What’s most apparent is the band’s mastery of mood and pacing. Of course, that’s central to the mix of shock and awe and exposed vulnerability that has always been the Bad Seeds live experience, but this intimate shared space makes any changes in a song’s treatment more dramatic and amplifies their emotional impact. Thus “The Mercy Seat” is minus its familiar declamatory fury, manic energy and accelerating sturm und drang – made over as a stately, piano-led funeral ballad, it’s somehow more in line with Johnny Cash’s minimalist cover. “Push The Sky Away” – in which Cave’s splendidly grazed baritone is offset by winnowing organ, electronics and the most sombre of beats – addresses both creative motivation and the dying of the light and is devastatingly poignant in its simplicity. When Ellis said of the session “it’s the most beautiful [I’ve] heard Nick sing outside of the recording environment”, he might well have had this song in mind. The quiet is finally upset by an almost comically raucous set-closer. “Hammer it, Jim”, Cave instructs Sclavunos and he does, counting into the cacophony and lurching near-chaos of “Jack The Ripper”.

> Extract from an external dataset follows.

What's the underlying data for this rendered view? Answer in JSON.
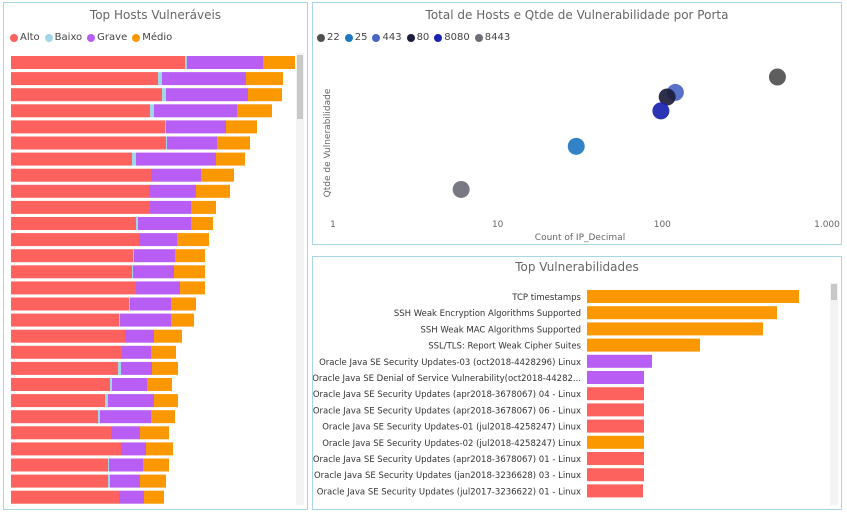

If most live albums are dispensable, ending up as the lesser played records in a completist’s collection, then Live From KCRW is rare. More than standing as a document of a particular time and place, it makes not having been there feel like a real loss.

Sharon O’Connell

Q+A

Warren Ellis

What were the particularities of playing a live set for radio?

We wanted to strip the group down, make the versions leaner and quieter; the size of the room and format dictated this. Also, it made a break from the Push The Sky Away tour and the enormity of the show with strings and choirs. It was nice to get to the heart of the songs.

How did you fix on a setlist?

Some were obvious, as we were playing them in the live set and wanted a fair representation of the new album. Others we had played in a smaller format prior to this; it was very loose on the night. Some we dialled up on the spot as people requested them.

How did Bob Clearmountain end up on board?

It’s his studio, so I guess he does all the sessions for KCRW. We wanted it mastered in the States, so we asked Howie Weinberg to see it through – he’s the Joe Pesci of rock’n’roll.

“The Mercy Seat” is a strikingly less thunderous and urgent version. Did the room call for that?

It’s about the song, not the thunder. The environment called for all the songs to be treated that way – shorn of cacophony and theatrics.

KCRW’s website notes that you declined a request for the videoing of the performance. Why was that?

Cameras make you aware of where you are. Live recordings are historically problematic and it’s difficult to get the good stuff un-self-consciously. Video felt like a deal breaker and it’s nice to think that visually, this exists as a memory only.